Drug Shows Long-Term Efficacy for Psoriasis

Ustekinumab improves psoriasis area and severity

FRIDAY, May 16 (HealthDay News) -- Treatment of patients with moderate-to-severe psoriasis with ustekinumab leads to long-term improvement in psoriasis area and severity compared with placebo, according to a report in the May 17 issue of The Lancet.

Craig L. Leonardi, M.D., from Saint Louis University Medical School, and colleagues randomly assigned 766 patients with moderate-to-severe psoriasis to ustekinumab (45 mg or 90 mg) every 12 weeks after the initial two doses, or to placebo, with crossover to ustekinumab at week 12 after the initial two doses.
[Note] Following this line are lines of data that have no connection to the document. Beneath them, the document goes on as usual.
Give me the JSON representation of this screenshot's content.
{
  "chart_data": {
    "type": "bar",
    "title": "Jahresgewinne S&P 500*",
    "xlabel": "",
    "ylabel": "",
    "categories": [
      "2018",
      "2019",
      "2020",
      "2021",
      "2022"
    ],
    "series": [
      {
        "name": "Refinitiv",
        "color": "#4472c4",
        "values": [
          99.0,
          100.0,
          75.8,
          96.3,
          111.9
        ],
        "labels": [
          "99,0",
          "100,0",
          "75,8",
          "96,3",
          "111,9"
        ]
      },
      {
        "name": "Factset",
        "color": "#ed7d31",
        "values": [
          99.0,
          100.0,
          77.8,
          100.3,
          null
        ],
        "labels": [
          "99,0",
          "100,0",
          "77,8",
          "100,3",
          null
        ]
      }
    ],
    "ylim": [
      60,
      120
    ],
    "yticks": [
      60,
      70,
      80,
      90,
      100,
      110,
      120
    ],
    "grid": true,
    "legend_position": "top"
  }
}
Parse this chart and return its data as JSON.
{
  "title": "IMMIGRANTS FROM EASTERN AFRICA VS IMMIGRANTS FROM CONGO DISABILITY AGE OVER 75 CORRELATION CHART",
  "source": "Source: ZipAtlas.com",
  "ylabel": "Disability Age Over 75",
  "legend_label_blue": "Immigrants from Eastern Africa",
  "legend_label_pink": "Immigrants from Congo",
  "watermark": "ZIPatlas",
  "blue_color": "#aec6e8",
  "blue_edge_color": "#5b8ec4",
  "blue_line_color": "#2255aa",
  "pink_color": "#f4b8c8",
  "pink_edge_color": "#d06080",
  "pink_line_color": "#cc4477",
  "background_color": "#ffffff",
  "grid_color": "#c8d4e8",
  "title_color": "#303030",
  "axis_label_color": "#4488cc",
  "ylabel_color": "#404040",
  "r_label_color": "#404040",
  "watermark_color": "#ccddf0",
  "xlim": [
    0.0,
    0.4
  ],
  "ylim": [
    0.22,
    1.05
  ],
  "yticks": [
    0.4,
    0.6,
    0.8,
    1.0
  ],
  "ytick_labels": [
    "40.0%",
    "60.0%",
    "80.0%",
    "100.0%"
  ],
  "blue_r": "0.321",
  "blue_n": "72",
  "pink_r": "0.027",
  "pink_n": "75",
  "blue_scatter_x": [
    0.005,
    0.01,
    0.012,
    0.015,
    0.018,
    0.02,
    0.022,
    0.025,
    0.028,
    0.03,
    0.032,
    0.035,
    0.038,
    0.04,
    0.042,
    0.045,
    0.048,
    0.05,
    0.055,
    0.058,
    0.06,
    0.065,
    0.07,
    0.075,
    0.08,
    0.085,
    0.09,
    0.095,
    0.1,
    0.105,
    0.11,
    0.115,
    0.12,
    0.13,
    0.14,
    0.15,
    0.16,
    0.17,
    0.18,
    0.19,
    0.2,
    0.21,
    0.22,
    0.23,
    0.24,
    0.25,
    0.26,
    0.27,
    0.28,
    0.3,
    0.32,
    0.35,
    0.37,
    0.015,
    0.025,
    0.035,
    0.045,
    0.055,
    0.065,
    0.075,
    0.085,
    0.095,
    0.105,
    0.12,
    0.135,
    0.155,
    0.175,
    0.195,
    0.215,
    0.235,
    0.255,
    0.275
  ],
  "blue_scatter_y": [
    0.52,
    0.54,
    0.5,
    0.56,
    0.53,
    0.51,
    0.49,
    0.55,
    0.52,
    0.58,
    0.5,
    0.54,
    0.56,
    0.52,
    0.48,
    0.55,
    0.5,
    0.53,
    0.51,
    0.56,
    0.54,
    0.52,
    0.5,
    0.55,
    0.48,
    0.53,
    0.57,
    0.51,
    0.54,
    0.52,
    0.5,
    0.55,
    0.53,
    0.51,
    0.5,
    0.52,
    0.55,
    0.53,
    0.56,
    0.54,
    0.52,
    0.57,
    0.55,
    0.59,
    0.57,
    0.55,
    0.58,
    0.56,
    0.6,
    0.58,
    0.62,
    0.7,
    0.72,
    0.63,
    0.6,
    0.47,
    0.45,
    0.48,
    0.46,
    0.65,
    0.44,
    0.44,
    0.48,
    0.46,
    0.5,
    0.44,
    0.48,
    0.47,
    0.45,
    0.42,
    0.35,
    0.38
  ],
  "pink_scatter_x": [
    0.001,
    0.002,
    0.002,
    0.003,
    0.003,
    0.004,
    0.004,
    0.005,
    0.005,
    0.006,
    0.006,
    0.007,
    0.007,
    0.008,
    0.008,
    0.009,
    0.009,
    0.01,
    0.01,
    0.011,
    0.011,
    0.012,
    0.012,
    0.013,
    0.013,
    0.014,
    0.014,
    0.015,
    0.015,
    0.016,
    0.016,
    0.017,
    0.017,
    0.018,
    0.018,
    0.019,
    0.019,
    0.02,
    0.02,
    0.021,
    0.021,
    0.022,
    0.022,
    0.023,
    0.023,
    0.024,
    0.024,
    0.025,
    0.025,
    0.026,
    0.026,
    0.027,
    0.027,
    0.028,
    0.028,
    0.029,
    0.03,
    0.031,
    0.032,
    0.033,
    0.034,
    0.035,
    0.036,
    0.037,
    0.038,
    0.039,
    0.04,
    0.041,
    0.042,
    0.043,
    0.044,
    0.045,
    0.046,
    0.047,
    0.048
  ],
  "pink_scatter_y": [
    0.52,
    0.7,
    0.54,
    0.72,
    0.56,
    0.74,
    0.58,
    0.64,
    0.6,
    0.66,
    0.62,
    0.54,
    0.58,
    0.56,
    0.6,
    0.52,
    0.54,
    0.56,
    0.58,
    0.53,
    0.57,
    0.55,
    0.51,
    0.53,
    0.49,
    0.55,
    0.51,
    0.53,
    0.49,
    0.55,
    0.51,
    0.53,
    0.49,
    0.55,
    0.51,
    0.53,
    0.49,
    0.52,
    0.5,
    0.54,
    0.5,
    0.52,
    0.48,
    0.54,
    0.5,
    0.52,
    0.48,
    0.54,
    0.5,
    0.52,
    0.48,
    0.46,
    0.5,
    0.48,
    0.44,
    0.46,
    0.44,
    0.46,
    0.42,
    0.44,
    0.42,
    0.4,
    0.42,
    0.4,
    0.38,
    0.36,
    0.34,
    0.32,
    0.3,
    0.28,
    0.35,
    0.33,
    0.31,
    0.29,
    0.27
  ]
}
Ustekinumab is a human monoclonal antibody against interleukins 12 and 23, which have been implicated in the pathophysiology of psoriasis, the authors note.

The researchers found that at week 12, psoriasis area and severity improved by at least 75 percent in significant numbers of patients in both ustekinumab groups compared with placebo (67.1 percent and 66.4 percent versus 3.1 percent), which was maintained in many patients to week 40. Of patients who achieved a long-term response and randomly assigned to maintenance ustekinumab or withdrawal, only patients receiving ustekinumab maintained their improvement to at least one year, the report indicates. The rate of adverse events was similar in the placebo and ustekinumab groups.

"Ustekinumab seems to be efficacious for the treatment of moderate-to-severe psoriasis; dosing every 12 weeks maintains efficacy for at least a year in most patients," Leonardi and colleagues conclude.

The study was funded by Centocor Inc., and several authors disclosed financial ties to Centocor and other pharmaceutical companies.